Set the way back machine for 1995

1995 Much has been written about how a lot the international investment capital that's been sloshing around the planet (thanks in part because of the U.S.'s voracious appetite for imports) in search of nice, safe returns ended up in securities backed by mortgage loans, helping fuel the housing boom.

But it's not just international banks and investors in places like China and France who were attracted to these investments. Insurance companies and pension funds manage vast sums that their managers try to invest prudently so they aren't eaten away by inflation.

Ohio's five public employee pension funds have more than $500 million invested in securities backed by subprime mortgages, the Associated Press reports.
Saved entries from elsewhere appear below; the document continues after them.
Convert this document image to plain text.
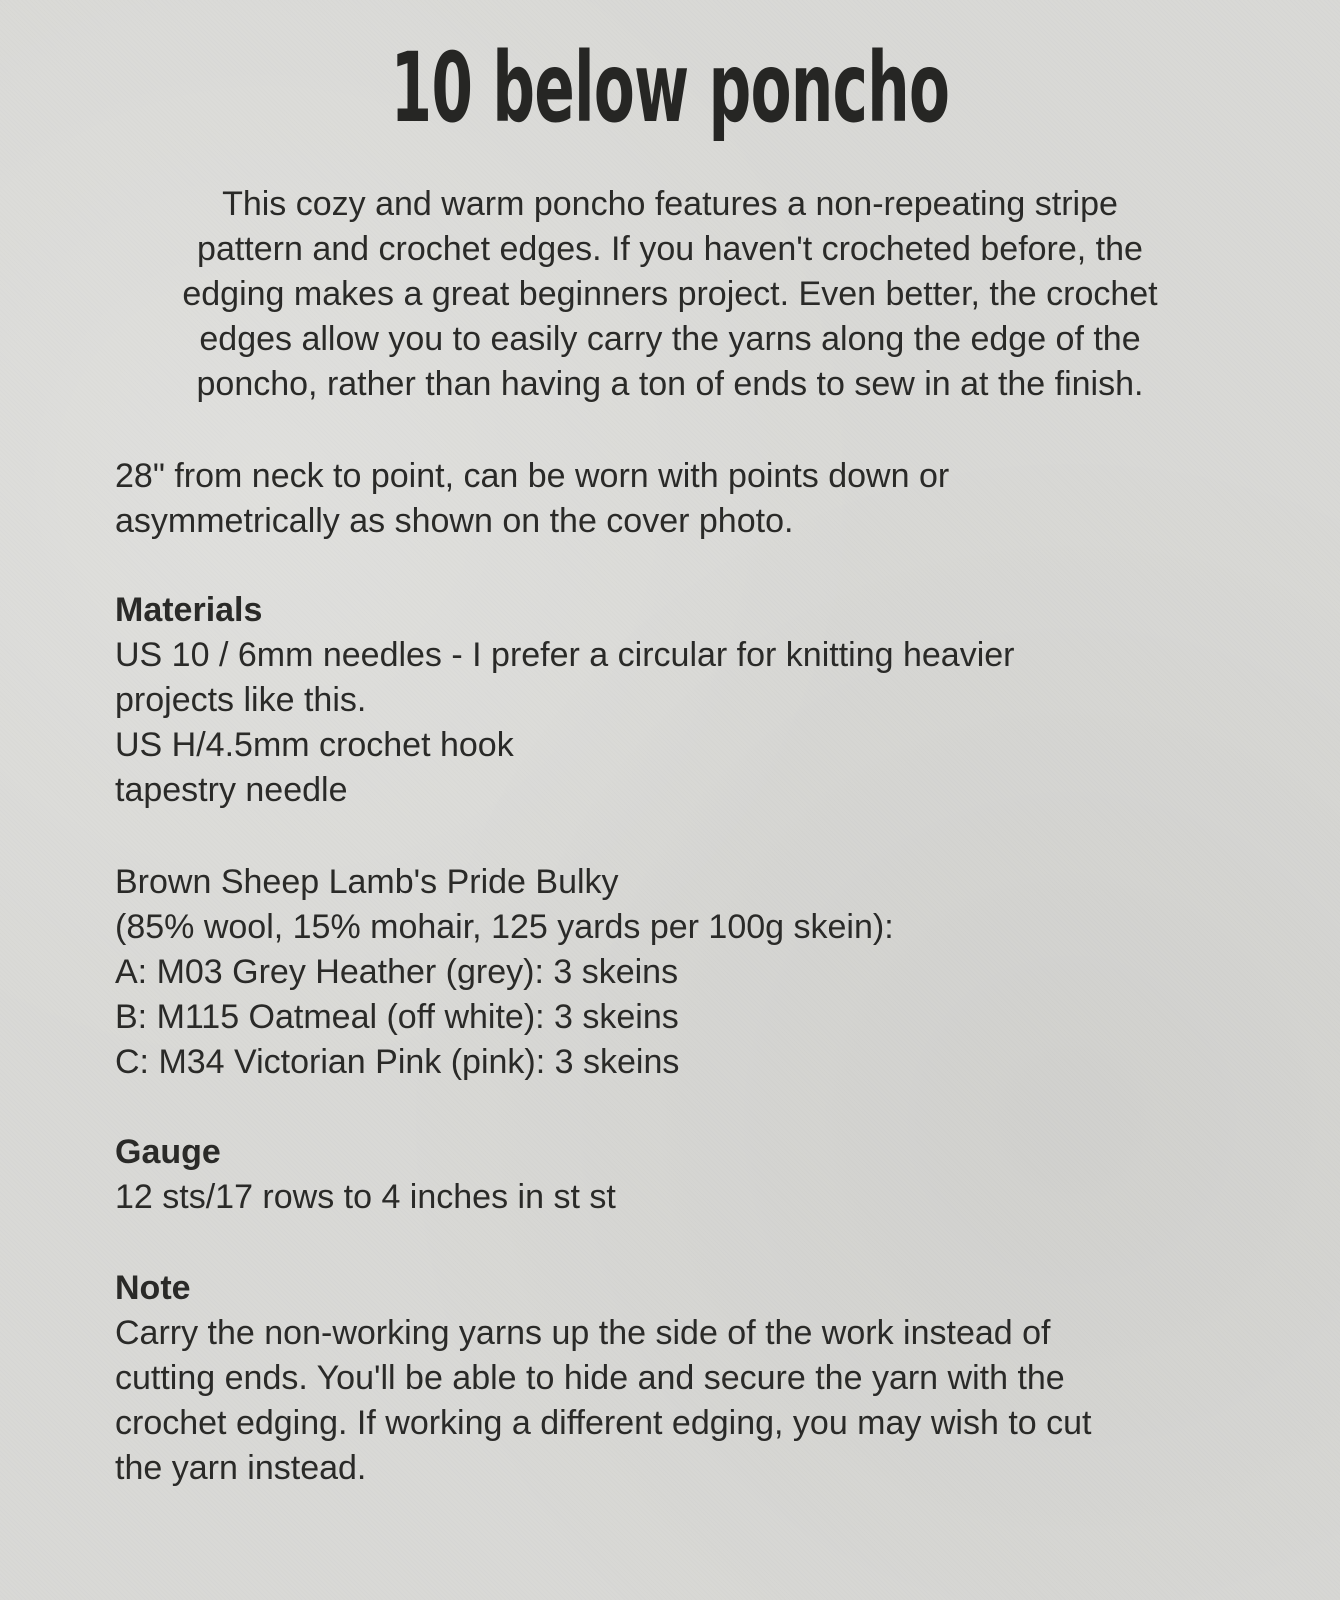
10 below poncho
This cozy and warm poncho features a non-repeating stripe
pattern and crochet edges. If you haven't crocheted before, the
edging makes a great beginners project. Even better, the crochet
edges allow you to easily carry the yarns along the edge of the
poncho, rather than having a ton of ends to sew in at the finish.
28" from neck to point, can be worn with points down or
asymmetrically as shown on the cover photo.
Materials
US 10 / 6mm needles - I prefer a circular for knitting heavier
projects like this.
US H/4.5mm crochet hook
tapestry needle
Brown Sheep Lamb's Pride Bulky
(85% wool, 15% mohair, 125 yards per 100g skein):
A: M03 Grey Heather (grey): 3 skeins
B: M115 Oatmeal (off white): 3 skeins
C: M34 Victorian Pink (pink): 3 skeins
Gauge
12 sts/17 rows to 4 inches in st st
Note
Carry the non-working yarns up the side of the work instead of
cutting ends. You'll be able to hide and secure the yarn with the
crochet edging. If working a different edging, you may wish to cut
the yarn instead.
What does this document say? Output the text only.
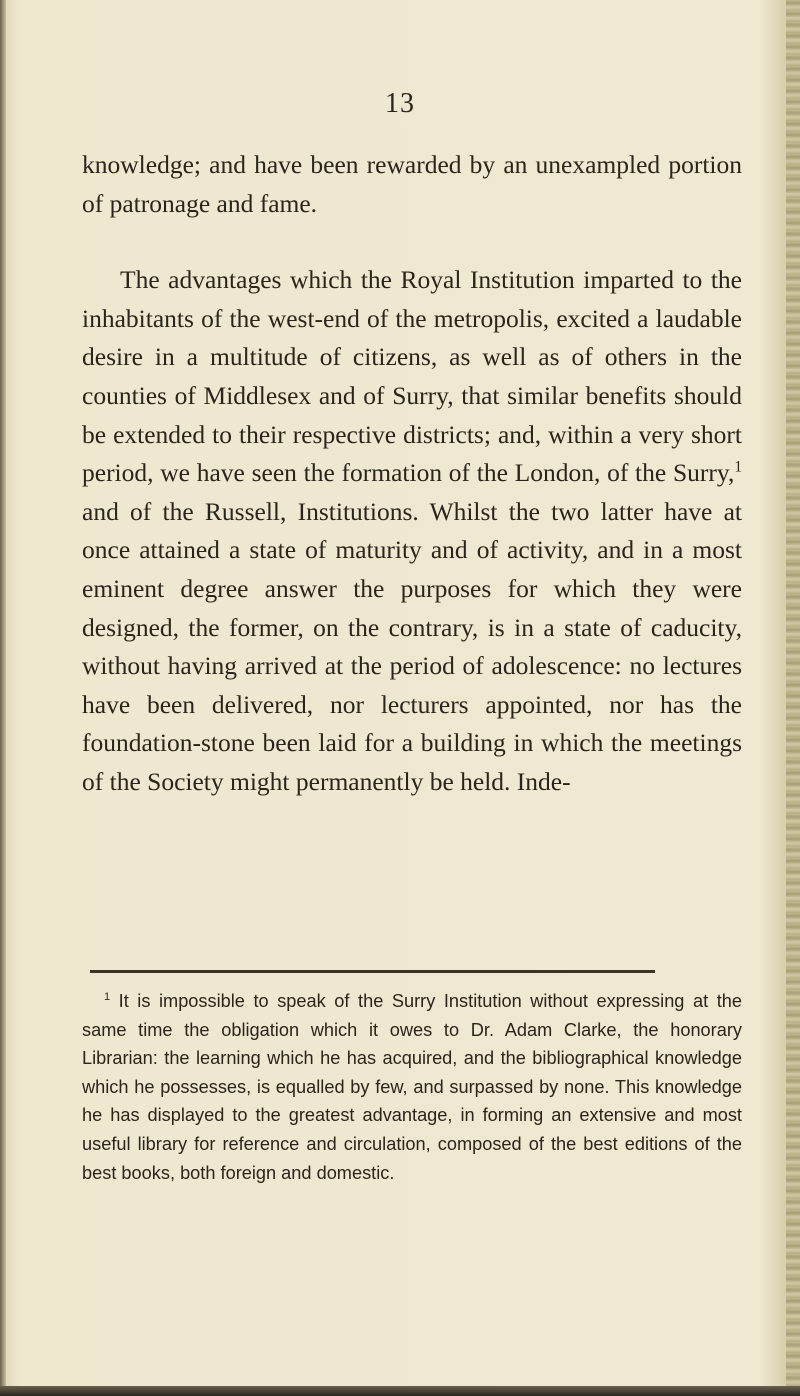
13

knowledge; and have been rewarded by an unexampled portion of patronage and fame.

The advantages which the Royal Institution imparted to the inhabitants of the west-end of the metropolis, excited a laudable desire in a multitude of citizens, as well as of others in the counties of Middlesex and of Surry, that similar benefits should be extended to their respective districts; and, within a very short period, we have seen the formation of the London, of the Surry,$^1$ and of the Russell, Institutions. Whilst the two latter have at once attained a state of maturity and of activity, and in a most eminent degree answer the purposes for which they were designed, the former, on the contrary, is in a state of caducity, without having arrived at the period of adolescence: no lectures have been delivered, nor lecturers appointed, nor has the foundation-stone been laid for a building in which the meetings of the Society might permanently be held. Inde-

$^1$ It is impossible to speak of the Surry Institution without expressing at the same time the obligation which it owes to Dr. Adam Clarke, the honorary Librarian: the learning which he has acquired, and the bibliographical knowledge which he possesses, is equalled by few, and surpassed by none. This knowledge he has displayed to the greatest advantage, in forming an extensive and most useful library for reference and circulation, composed of the best editions of the best books, both foreign and domestic.
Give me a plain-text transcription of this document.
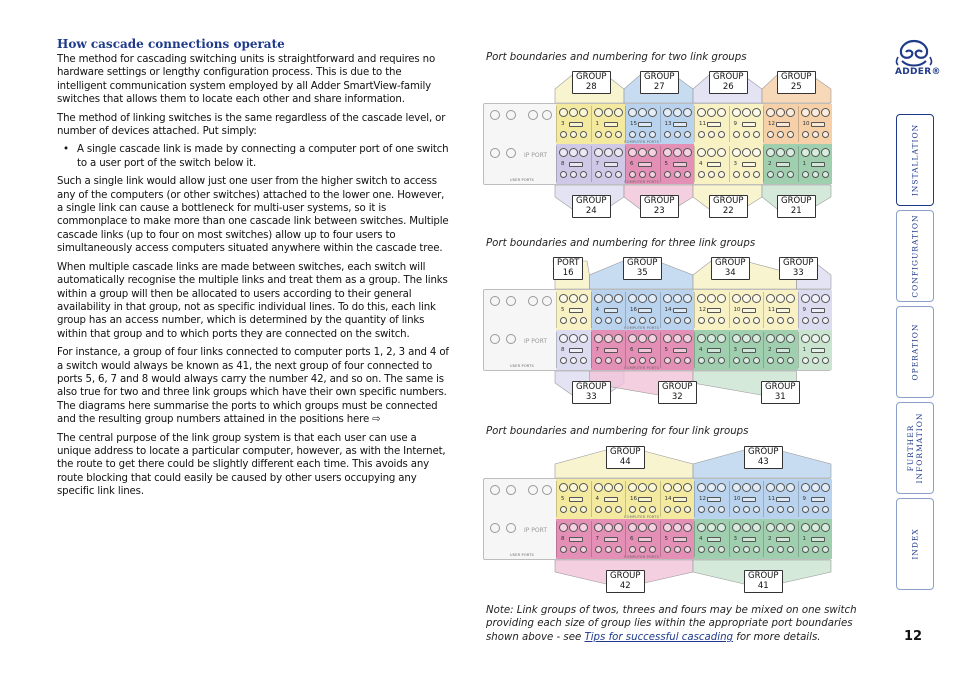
How cascade connections operate

The method for cascading switching units is straightforward and requires no hardware settings or lengthy configuration process. This is due to the intelligent communication system employed by all Adder SmartView-family switches that allows them to locate each other and share information.

The method of linking switches is the same regardless of the cascade level, or number of devices attached. Put simply:

• A single cascade link is made by connecting a computer port of one switch to a user port of the switch below it.

Such a single link would allow just one user from the higher switch to access any of the computers (or other switches) attached to the lower one. However, a single link can cause a bottleneck for multi-user systems, so it is commonplace to make more than one cascade link between switches. Multiple cascade links (up to four on most switches) allow up to four users to simultaneously access computers situated anywhere within the cascade tree.

When multiple cascade links are made between switches, each switch will automatically recognise the multiple links and treat them as a group. The links within a group will then be allocated to users according to their general availability in that group, not as specific individual lines. To do this, each link group has an access number, which is determined by the quantity of links within that group and to which ports they are connected on the switch.

For instance, a group of four links connected to computer ports 1, 2, 3 and 4 of a switch would always be known as 41, the next group of four connected to ports 5, 6, 7 and 8 would always carry the number 42, and so on. The same is also true for two and three link groups which have their own specific numbers. The diagrams here summarise the ports to which groups must be connected and the resulting group numbers attained in the positions here ⇨

The central purpose of the link group system is that each user can use a unique address to locate a particular computer, however, as with the Internet, the route to get there could be slightly different each time. This avoids any route blocking that could easily be caused by other users occupying any specific link lines.

Port boundaries and numbering for two link groups
Port boundaries and numbering for three link groups
Port boundaries and numbering for four link groups
3	1	15	13	11	9	12	10
8	7	6	5	4	3	2	1
IP PORT
USER PORTS
COMPUTER PORTS
COMPUTER PORTS
GROUP
28
GROUP
27
GROUP
26
GROUP
25
GROUP
24
GROUP
23
GROUP
22
GROUP
21
5	4	16	14	12	10	11	9
8	7	6	5	4	3	2	1
IP PORT
USER PORTS
COMPUTER PORTS
COMPUTER PORTS
PORT
16
GROUP
35
GROUP
34
GROUP
33
GROUP
33
GROUP
32
GROUP
31
5	4	16	14	12	10	11	9
8	7	6	5	4	3	2	1
IP PORT
USER PORTS
COMPUTER PORTS
COMPUTER PORTS
GROUP
44
GROUP
43
GROUP
42
GROUP
41
ADDER®
INSTALLATION
CONFIGURATION
OPERATION
FURTHER INFORMATION
INDEX
Note: Link groups of twos, threes and fours may be mixed on one switch providing each size of group lies within the appropriate port boundaries shown above - see Tips for successful cascading for more details.	12
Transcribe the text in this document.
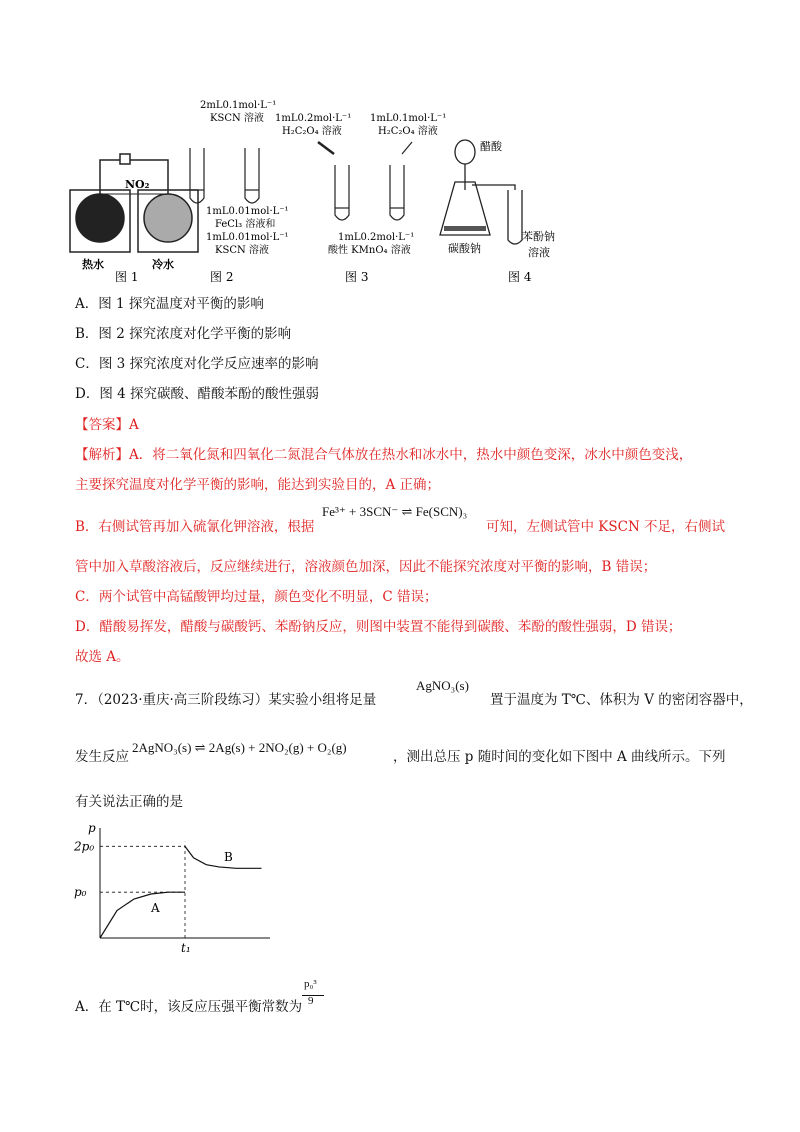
NO₂
热水	冷水
2mL0.1mol·L⁻¹
KSCN 溶液
1mL0.01mol·L⁻¹
FeCl₃ 溶液和
1mL0.01mol·L⁻¹
KSCN 溶液
1mL0.2mol·L⁻¹
H₂C₂O₄ 溶液
1mL0.1mol·L⁻¹
H₂C₂O₄ 溶液
1mL0.2mol·L⁻¹
酸性 KMnO₄ 溶液
醋酸
碳酸钠
苯酚钠
溶液
图 1	图 2	图 3	图 4
A．图 1 探究温度对平衡的影响
B．图 2 探究浓度对化学平衡的影响
C．图 3 探究浓度对化学反应速率的影响
D．图 4 探究碳酸、醋酸苯酚的酸性强弱
【答案】A
【解析】A．将二氧化氮和四氧化二氮混合气体放在热水和冰水中，热水中颜色变深，冰水中颜色变浅，
主要探究温度对化学平衡的影响，能达到实验目的，A 正确；
B．右侧试管再加入硫氰化钾溶液，根据
Fe³⁺ + 3SCN⁻ ⇌ Fe(SCN)₃
可知，左侧试管中 KSCN 不足，右侧试
管中加入草酸溶液后，反应继续进行，溶液颜色加深，因此不能探究浓度对平衡的影响，B 错误；
C．两个试管中高锰酸钾均过量，颜色变化不明显，C 错误；
D．醋酸易挥发，醋酸与碳酸钙、苯酚钠反应，则图中装置不能得到碳酸、苯酚的酸性强弱，D 错误；
故选 A。
7．（2023·重庆·高三阶段练习）某实验小组将足量
AgNO₃(s)
置于温度为 T℃、体积为 V 的密闭容器中，
发生反应
2AgNO₃(s) ⇌ 2Ag(s) + 2NO₂(g) + O₂(g)
，测出总压 p 随时间的变化如下图中 A 曲线所示。下列
有关说法正确的是
p
p₀
2p₀
t₁
A
B
A．在 T℃时，该反应压强平衡常数为
p₀³
9
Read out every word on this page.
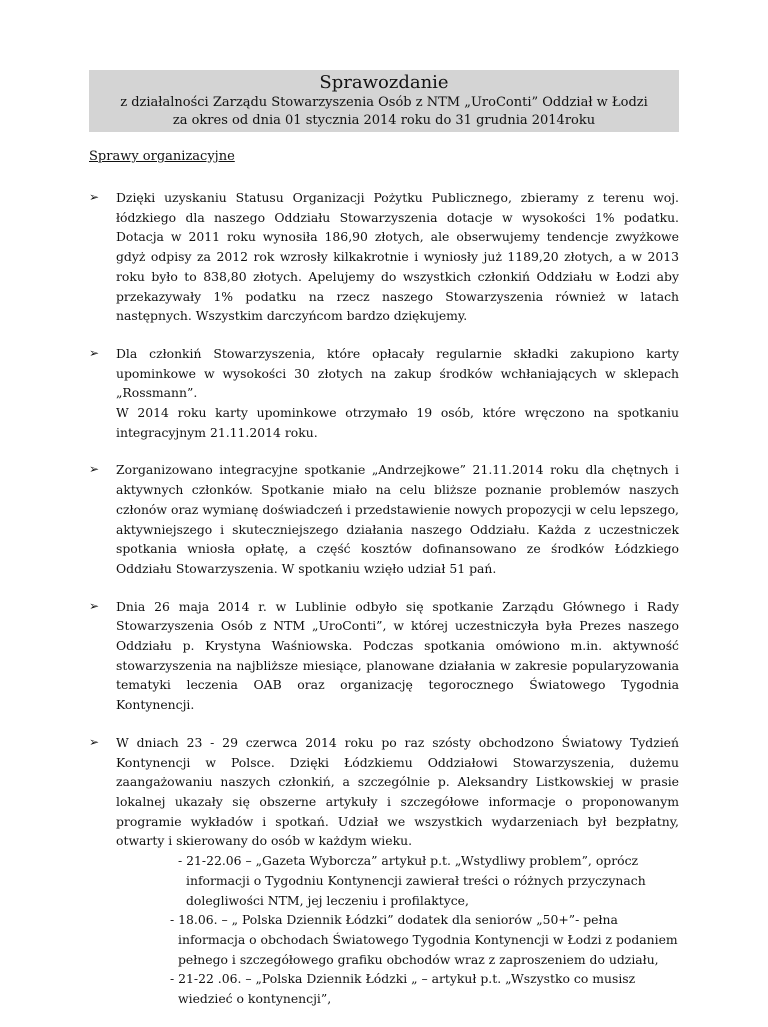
Sprawozdanie
z działalności Zarządu Stowarzyszenia Osób z NTM „UroConti” Oddział w Łodzi
za okres od dnia 01 stycznia 2014 roku do 31 grudnia 2014roku
Sprawy organizacyjne
➢ Dzięki uzyskaniu Statusu Organizacji Pożytku Publicznego, zbieramy z terenu woj. łódzkiego dla naszego Oddziału Stowarzyszenia dotacje w wysokości 1% podatku. Dotacja w 2011 roku wynosiła 186,90 złotych, ale obserwujemy tendencje zwyżkowe gdyż odpisy za 2012 rok wzrosły kilkakrotnie i wyniosły już 1189,20 złotych, a w 2013 roku było to 838,80 złotych. Apelujemy do wszystkich członkiń Oddziału w Łodzi aby przekazywały 1% podatku na rzecz naszego Stowarzyszenia również w latach następnych. Wszystkim darczyńcom bardzo dziękujemy.
➢ Dla członkiń Stowarzyszenia, które opłacały regularnie składki zakupiono karty upominkowe w wysokości 30 złotych na zakup środków wchłaniających w sklepach „Rossmann”.
W 2014 roku karty upominkowe otrzymało 19 osób, które wręczono na spotkaniu integracyjnym 21.11.2014 roku.
➢ Zorganizowano integracyjne spotkanie „Andrzejkowe” 21.11.2014 roku dla chętnych i aktywnych członków. Spotkanie miało na celu bliższe poznanie problemów naszych członów oraz wymianę doświadczeń i przedstawienie nowych propozycji w celu lepszego, aktywniejszego i skuteczniejszego działania naszego Oddziału. Każda z uczestniczek spotkania wniosła opłatę, a część kosztów dofinansowano ze środków Łódzkiego Oddziału Stowarzyszenia. W spotkaniu wzięło udział 51 pań.
➢ Dnia 26 maja 2014 r. w Lublinie odbyło się spotkanie Zarządu Głównego i Rady Stowarzyszenia Osób z NTM „UroConti”, w której uczestniczyła była Prezes naszego Oddziału p. Krystyna Waśniowska. Podczas spotkania omówiono m.in. aktywność stowarzyszenia na najbliższe miesiące, planowane działania w zakresie popularyzowania tematyki leczenia OAB oraz organizację tegorocznego Światowego Tygodnia Kontynencji.
➢ W dniach 23 - 29 czerwca 2014 roku po raz szósty obchodzono Światowy Tydzień Kontynencji w Polsce. Dzięki Łódzkiemu Oddziałowi Stowarzyszenia, dużemu zaangażowaniu naszych członkiń, a szczególnie p. Aleksandry Listkowskiej w prasie lokalnej ukazały się obszerne artykuły i szczegółowe informacje o proponowanym programie wykładów i spotkań. Udział we wszystkich wydarzeniach był bezpłatny, otwarty i skierowany do osób w każdym wieku.
- 21-22.06 – „Gazeta Wyborcza” artykuł p.t. „Wstydliwy problem”, oprócz informacji o Tygodniu Kontynencji zawierał treści o różnych przyczynach dolegliwości NTM, jej leczeniu i profilaktyce,
- 18.06. – „ Polska Dziennik Łódzki” dodatek dla seniorów „50+”- pełna informacja o obchodach Światowego Tygodnia Kontynencji w Łodzi z podaniem pełnego i szczegółowego grafiku obchodów wraz z zaproszeniem do udziału,
- 21-22 .06. – „Polska Dziennik Łódzki „ – artykuł p.t. „Wszystko co musisz wiedzieć o kontynencji”,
That's less than 1 percent of the $184 billion entrusted to the funds, which also have a 10 percent stake in more traditional mortgages. But Ohio's attorney general is looking into the role ratings agencies allegedly played in marketing the securities to the funds.

Why do we care? Because the managers of Ohio's pension funds, like many other conservative investors who (perhaps unwittingly) fueled the mortgage lending boom, aren't going to be bankrolling any more risky loans. There's been a flight of capital to prime, conventional, conforming loans that's pushed interest rates down for some borrowers. But for others -- first-time homebuyers with little or no money for a down payment, or even prime borrowers who need jumbo loans -- the cost of borrowing is going up. That means many buyers will have to settle for less home, or may be priced out of higher cost markets altogether.

Last week major lenders like Countrywide and Washington Mutual warned that they were having trouble selling their loans to investors in the secondary market -- particularly non-conforming loans. 

In the mean time, federal regulators say they're not going to relax the reins on government-sponsored mortgage repurchasers Fannie Mae and Freddie Mac, which had their wings clipped in the wake of management and accounting scandals at both companies. Fannie and Freddie are operating under caps that limit their loan portfolios to about $1.4 trillion.

Some lawmakers want to raise the caps -- Fannie has asked for a 10 percent raise -- but the Office of Federal Housing Enterprise Oversight has said no, for now. In a letter to Sen. Charles Schumer, OFHEO Director James Lockhart (the guy Jim Cramer loves to hate) said Fannie and Freddie are supposed to provide liquidity for prime, conventional, conforming loans. So raising caps wouldn't do much for the markets that are having liquidity problems -- subprime, Alt-A and jumbo -- Lockhart said.

President Bush said last week he won't even think about giving Fannie and Freddie more leash until Congress passes long-awaited legislation that would overhaul oversight of the GSEs (the issue of portfolio caps could stall the bill again this year).

Fannie and Freddie are free to continue guaranteeing and securitizing loans to their hearts content, Lockhart says. Which probably doesn't do much for Cramer -- or many of the people who got easy loans a year or two ago and are now looking to refinance.

As Inman News columnist Lou Barnes said Friday, "In three weeks' time the clock has turned back to 1995."